Nous constatons également que si certains juges demandent l'expertise trop tôt, avant même d'entendre la preuve, d'autres laissent parfois aller le débat trop longtemps, sans le gérer, ce qui provoque souvent une aggravation du litige ou du conflit.

Autres difficultés :

Solutions à préconiser

1. Que pensez-vous de la possibilité de fixer un montant forfaitaire pour limiter les coûts des expertises?

Tel qu'indiqué à la question 9 dans la section précédente, nous sommes d'accord qu'il y ait un maximum à ne pas dépasser en ce qui concerne les coûts d'une expertise, car, au bout du compte, si les parents doivent débourser des montants astronomiques pour ces services, ce sont les enfants qui s'appauvriront encore davantage.

Par ailleurs, nous croyons que cet éventuel montant forfaitaire doive être juste et raisonnable pour les experts-pigistes (qui ne sont pas à l'emploi du Service d'expertise psychosociale ou de l'Aide juridique). Les montants présentement alloués sont beaucoup trop bas (800 $, incluant l'audience, pour le service d'expertise psychosociale de Montréal et jusqu'à 1200 $, excluant l'audience, pour l'Aide juridique).

Nous suggérons également d'examiner la possibilité de fixer une échelle de coûts variables en fonction des revenus des parents, où les couples à faible revenu recevraient le service gratuitement; à partir de tel seuil de revenu, les coûts seraient échelonnés jusqu'à un montant maximal.

2. Afin de répondre au besoin d'éclairage du Tribunal, devrions-nous envisager l'option de l'expertise sommaire (fast-track)? Si oui quand et dans quel contexte et selon quelles modalités? Sinon pourquoi et expliquer.

L'option de l'expertise sommaire peut être intéressante à envisager en théorie, mais comporte certains dangers, dont celui de faire des recommandations basées uniquement sur une première impression. C'est pourquoi nous croyons que cette procédure devrait être utilisée seulement dans certaines situations précises, telles:

L'expertise sommaire pourrait être faite par des professionnels rattachés à la Cour, sur une période de 2 ou 3 jours, et le rapport d'expertise pourrait être verbal.

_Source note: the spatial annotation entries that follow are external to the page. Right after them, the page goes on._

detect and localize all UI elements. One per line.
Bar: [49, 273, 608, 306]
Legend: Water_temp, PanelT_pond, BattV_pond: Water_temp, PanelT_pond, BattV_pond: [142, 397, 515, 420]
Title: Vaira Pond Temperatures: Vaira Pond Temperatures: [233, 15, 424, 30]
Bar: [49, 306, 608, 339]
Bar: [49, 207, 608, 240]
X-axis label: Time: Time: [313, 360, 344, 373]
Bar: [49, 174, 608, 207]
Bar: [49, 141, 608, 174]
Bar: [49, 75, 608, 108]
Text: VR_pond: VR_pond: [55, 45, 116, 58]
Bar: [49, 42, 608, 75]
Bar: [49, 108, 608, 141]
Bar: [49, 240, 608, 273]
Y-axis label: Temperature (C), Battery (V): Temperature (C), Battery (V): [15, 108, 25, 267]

3. Devrait-on prévoir des amendements à la loi ou aux règles de pratique pour limiter le recours à l'expertise et fixer les modalités d'utilisation?

Nous suggérons qu'un amendement soit apporté à la Loi sur le divorce et au Code de procédure civile qui permettrait au juge d'ordonner une expertise psychosociale faite par un seul expert pour les deux parties, expert qui pourrait être choisi par les deux parties ou ordonné par le juge.

Ceci permettrait non seulement de limiter les coûts de l'expertise, mais aussi de limiter les traumatismes que vivent les enfants pendant cette période très perturbée de leur vie. Il n'est pas dans l'intérêt de l'enfant de subir plusieurs évaluations.

4. Devrait-on faire de l'expertise un champ de pratique réservé au sein de certains ordres professionnels?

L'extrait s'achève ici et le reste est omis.